((SOMEONE POSTED THIS SOMETIME BACK. I AM USING IT AGAIN FOR THE BENEFIT OF ALL.
I WOULD LIKE TO THANK THE PERSON THOUGH I DONT RECALL WHO IT WAS..))
The inability of current recommendations to control the epidemic of diabetes, the specific failure of
the prevailing low-fat diets to improve obesity, cardiovascular risk, or general health and the
persistent reports of some serious side effects of commonly prescribed diabetic medications, in
combination with the continued success of low-carbohydrate diets in the treatment of diabetes
and metabolic syndrome without significant side effects, point to the need for a reappraisal of
dietary guidelines. The benefits of carbohydrate restriction in diabetes are immediate and well
documented. Concerns about the efficacy and safety are long term and conjectural rather than data
driven. Dietary carbohydrate restriction reliably reduces high blood glucose, does not require
weight loss (although is still best for weight loss), and leads to the reduction or elimination of
medication. It has never shown side effects comparable with those seen in many drugs. Here we
present 12 points of evidence supporting the use of low-carbohydrate diets as the first approach to
treating type 2 diabetes and as the most effective adjunct to pharmacology in type 1. They
represent the best-documented, least controversial results. The insistence on long-term randomized
controlled trials as the only kind of data that will be accepted is without precedent in science.

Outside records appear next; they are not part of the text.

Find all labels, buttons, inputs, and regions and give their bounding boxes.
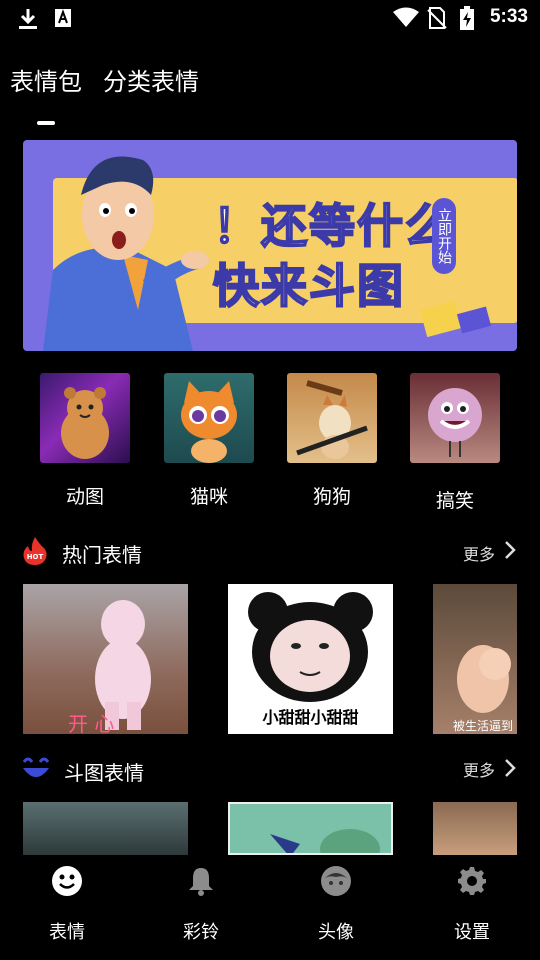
wifi-icon (393, 7, 419, 27)
banner-start-tag[interactable]: 立即开始 (432, 198, 456, 274)
no-sim-icon (427, 7, 447, 29)
a-keyboard-icon (55, 9, 71, 27)
category-image-dog[interactable] (287, 373, 377, 463)
nav-emoji-label: 表情 (49, 922, 85, 943)
tab-emoji-pack[interactable]: 表情包 (10, 62, 82, 97)
hot-thumb-3-caption: 被生活逼到 (453, 719, 514, 733)
cat-character-icon (181, 381, 237, 463)
tab-category-emoji[interactable]: 分类表情 (103, 62, 199, 97)
hot-flame-icon: HOT (23, 537, 47, 565)
status-time: 5:33 (489, 6, 528, 27)
svg-text:HOT: HOT (27, 553, 44, 561)
category-image-animated[interactable] (40, 373, 130, 463)
hot-section-title: 热门表情 (62, 543, 142, 567)
nav-avatar[interactable]: 头像 (286, 855, 386, 960)
bear-character-icon (61, 387, 109, 459)
download-icon (19, 9, 37, 29)
category-label-funny[interactable]: 搞笑 (410, 486, 500, 513)
promo-banner[interactable]: ！还等什么 快来斗图 立即开始 (23, 140, 517, 351)
tab-indicator (37, 121, 55, 125)
banner-line-1: ！还等什么 (212, 198, 453, 254)
cartoon-squidward-image (270, 829, 380, 853)
nav-settings-label: 设置 (454, 922, 490, 943)
hot-more-link[interactable]: 更多 (463, 541, 495, 565)
smiley-icon (52, 866, 82, 896)
category-image-funny[interactable] (410, 373, 500, 463)
nav-settings[interactable]: 设置 (422, 855, 522, 960)
battle-more-link[interactable]: 更多 (463, 757, 495, 781)
hot-thumb-2[interactable]: 小甜甜小甜甜 (228, 584, 393, 734)
category-label-animated[interactable]: 动图 (40, 482, 130, 509)
nav-avatar-label: 头像 (318, 922, 354, 943)
nav-ringtone-label: 彩铃 (183, 922, 219, 943)
baby-lifted-image (457, 645, 511, 713)
hot-thumb-3[interactable]: 被生活逼到 (433, 584, 517, 734)
nav-ringtone[interactable]: 彩铃 (151, 855, 251, 960)
battle-thumb-1[interactable] (23, 802, 188, 855)
hot-thumb-1[interactable]: 开 心 (23, 584, 188, 734)
bottom-nav: 表情 彩铃 头像 设置 (0, 855, 540, 960)
battle-section-title: 斗图表情 (64, 761, 144, 785)
chevron-right-icon[interactable] (503, 758, 517, 778)
chevron-right-icon[interactable] (503, 540, 517, 560)
status-bar: 5:33 (0, 0, 540, 36)
category-image-cat[interactable] (164, 373, 254, 463)
banner-line-2: 快来斗图 (212, 258, 405, 314)
nav-emoji[interactable]: 表情 (17, 855, 117, 960)
fluffy-monster-icon (428, 388, 482, 457)
hot-thumb-1-caption: 开 心 (68, 712, 115, 734)
gear-icon (458, 867, 486, 895)
battle-thumb-3[interactable] (433, 802, 517, 855)
avatar-icon (321, 866, 351, 896)
battle-thumb-2[interactable] (228, 802, 393, 855)
smile-face-icon (22, 757, 50, 777)
category-label-cat[interactable]: 猫咪 (164, 482, 254, 509)
bell-icon (189, 868, 213, 896)
hot-thumb-2-caption: 小甜甜小甜甜 (262, 708, 359, 727)
dog-character-icon (296, 380, 368, 459)
category-label-dog[interactable]: 狗狗 (287, 482, 377, 509)
battery-charging-icon (460, 6, 474, 30)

The seriousness of diabetes requires that we evaluate all of the evidence that is available. The 12
points are sufficiently compelling that we feel that the burden of proof rests with those who are
opposed.
2015 The Authors. Published by Elsevier Inc. This is an open access article under the CC BY-NC-ND
license (creativecommons.org/license....
12 Points of evidence
Point 1. Hyperglycemia is the most salient feature of diabetes.

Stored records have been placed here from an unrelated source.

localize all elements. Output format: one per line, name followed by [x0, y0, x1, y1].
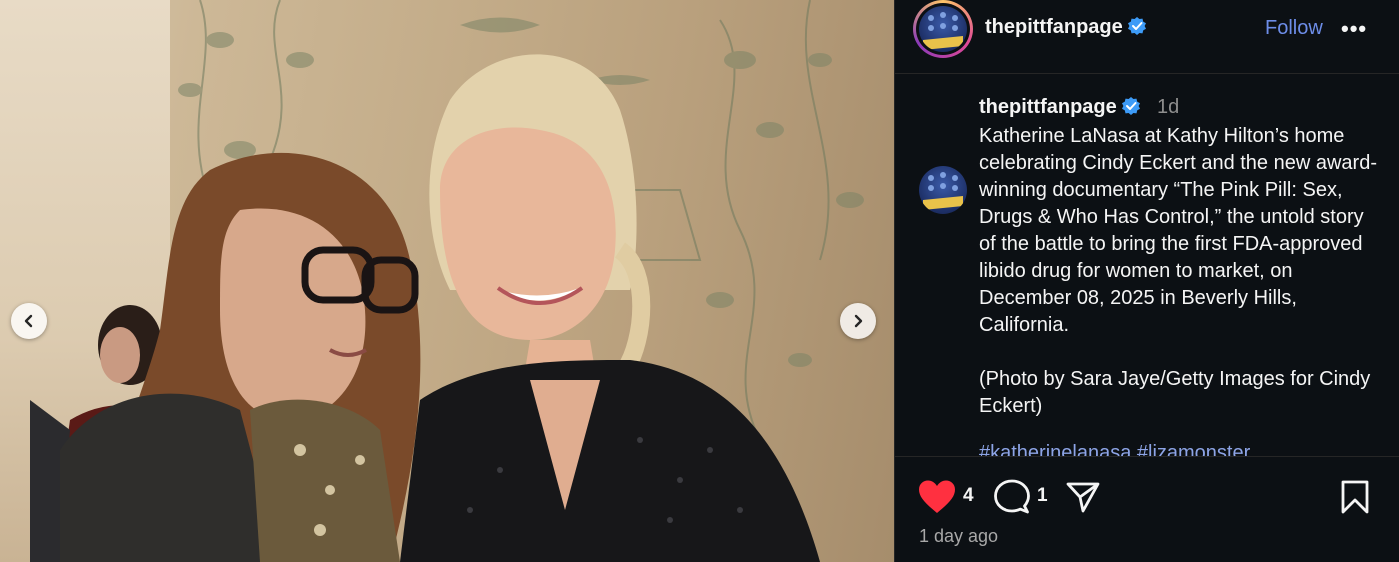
verified-badge-icon	[1127, 17, 1146, 35]
avatar	[919, 6, 967, 52]
post-time[interactable]: 1d	[1157, 96, 1179, 119]
heart-filled-icon[interactable]	[917, 479, 957, 515]
caption-username[interactable]: thepittfanpage	[979, 96, 1117, 118]
header-username-row: thepittfanpage	[985, 16, 1147, 39]
post-header: thepittfanpage Follow •••	[895, 0, 1399, 74]
likes-count[interactable]: 4	[963, 485, 974, 507]
next-photo-button[interactable]	[840, 303, 876, 339]
story-ring[interactable]	[913, 0, 973, 58]
paper-plane-icon[interactable]	[1065, 479, 1101, 515]
chevron-left-icon	[24, 314, 33, 328]
comment-bubble-icon[interactable]	[993, 479, 1031, 515]
caption-hashtags[interactable]: #katherinelanasa #lizamonster	[979, 442, 1250, 456]
follow-button[interactable]: Follow	[1265, 17, 1323, 40]
woman-right	[400, 54, 820, 562]
caption-avatar[interactable]	[919, 166, 967, 214]
bookmark-icon[interactable]	[1339, 479, 1371, 515]
post-photo[interactable]	[0, 0, 894, 562]
post-side-panel: thepittfanpage Follow ••• thepittfanpage…	[894, 0, 1399, 562]
previous-photo-button[interactable]	[11, 303, 47, 339]
comments-count[interactable]: 1	[1037, 485, 1048, 507]
header-username[interactable]: thepittfanpage	[985, 16, 1123, 38]
verified-badge-icon	[1121, 97, 1140, 115]
caption-username-row: thepittfanpage	[979, 96, 1141, 119]
post-actions-bar: 4 1 1 day ago	[895, 456, 1399, 562]
caption-scroll-area[interactable]: thepittfanpage 1d Katherine LaNasa at Ka…	[895, 74, 1399, 456]
post-date[interactable]: 1 day ago	[919, 526, 998, 547]
more-options-button[interactable]: •••	[1341, 16, 1367, 42]
caption-text: Katherine LaNasa at Kathy Hilton’s home …	[979, 125, 1377, 417]
chevron-right-icon	[854, 314, 863, 328]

Dietary carbohydrate restriction has the greatest effect on
decreasing blood glucose levels
Point 2. During the epidemics of obesity and type 2 diabetes,
caloric increases have been due almost entirely to increased
carbohydrates
Point 3. Benefits of dietary carbohydrate restriction do not require
weight loss
Point 4. Although weight loss is not required for benefit, no
dietary intervention is better than carbohydrate restriction for
weight loss
Point 5. Adherence to low-carbohydrate diets in people with type
2 diabetes is at least as good as adherence to any other dietary
interventions and is frequently significantly better.

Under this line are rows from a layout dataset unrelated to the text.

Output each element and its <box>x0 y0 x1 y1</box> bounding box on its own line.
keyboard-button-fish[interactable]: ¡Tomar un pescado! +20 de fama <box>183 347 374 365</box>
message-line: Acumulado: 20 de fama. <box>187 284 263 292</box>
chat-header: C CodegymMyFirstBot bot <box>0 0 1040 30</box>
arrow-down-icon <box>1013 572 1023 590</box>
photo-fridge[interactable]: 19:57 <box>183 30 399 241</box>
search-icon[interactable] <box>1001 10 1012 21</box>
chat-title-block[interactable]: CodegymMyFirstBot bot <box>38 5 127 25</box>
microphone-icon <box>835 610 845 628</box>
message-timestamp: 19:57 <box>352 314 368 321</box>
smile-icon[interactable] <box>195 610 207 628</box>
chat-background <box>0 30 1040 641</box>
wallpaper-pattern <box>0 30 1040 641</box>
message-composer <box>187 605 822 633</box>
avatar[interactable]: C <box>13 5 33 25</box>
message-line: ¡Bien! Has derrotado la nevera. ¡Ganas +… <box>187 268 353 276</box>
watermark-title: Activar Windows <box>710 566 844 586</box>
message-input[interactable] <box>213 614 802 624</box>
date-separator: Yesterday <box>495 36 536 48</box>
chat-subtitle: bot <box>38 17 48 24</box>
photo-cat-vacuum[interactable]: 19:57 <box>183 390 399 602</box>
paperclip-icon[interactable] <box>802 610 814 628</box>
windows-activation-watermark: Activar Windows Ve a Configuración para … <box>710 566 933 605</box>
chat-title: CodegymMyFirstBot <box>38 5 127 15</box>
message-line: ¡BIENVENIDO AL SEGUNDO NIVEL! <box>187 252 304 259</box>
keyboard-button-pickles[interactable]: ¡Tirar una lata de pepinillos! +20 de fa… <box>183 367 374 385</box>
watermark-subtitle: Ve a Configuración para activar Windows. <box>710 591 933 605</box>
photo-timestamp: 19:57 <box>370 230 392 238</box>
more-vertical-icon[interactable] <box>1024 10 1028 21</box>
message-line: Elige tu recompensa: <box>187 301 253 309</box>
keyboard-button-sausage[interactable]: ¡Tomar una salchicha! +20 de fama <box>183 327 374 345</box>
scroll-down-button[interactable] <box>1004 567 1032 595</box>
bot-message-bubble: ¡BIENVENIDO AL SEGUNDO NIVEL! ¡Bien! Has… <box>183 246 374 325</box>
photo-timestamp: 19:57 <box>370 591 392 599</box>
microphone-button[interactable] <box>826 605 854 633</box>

Point 6. Replacement of carbohydrate with protein is generally
beneficial
Point 7. Dietary total and saturated fat do not correlate with risk
for cardiovascular disease
Point 8. Plasma saturated fatty acids are controlled by dietary
carbohydrate more than by dietary lipids
Point 9. The best predictor of microvascular and, to a lesser extent,
macrovascular complications in patients with type 2 diabetes, is
glycemic control (HbA1c)
Point 10. Dietary carbohydrate restriction is the most effective
method (other than starvation) of reducing serum TGs and
increasing high-density lipoprotein
Point 11. Patients with type 2 diabetes on carbohydrate-restricted
diets reduce and frequently eliminate medication. People with
type 1 usually require lower insulin
Point 12. Intensive glucose lowering by dietary carbohydrate
restriction has no side effects comparable to the effects of
intensive pharmacologic treatment
THOUGH THIS DOES NOT SPEAK ON LCHF WHICH I FOLLOW BUT THIS HOLDS THE CARBS AS A CULPRIT WHICH THE DRS STILL RECOMMEND TO THE EXTENT TO 60% OF A DIABETIC DIET.
THIS ALSO CLEARS THE FEAR OF DIETARY FATS WHICH WE USUALLY HAVE.
THE CULPRIT OF INCREASED SERUM FATS IS DUE TO HIGH CARBS / SUGAR INTAKE.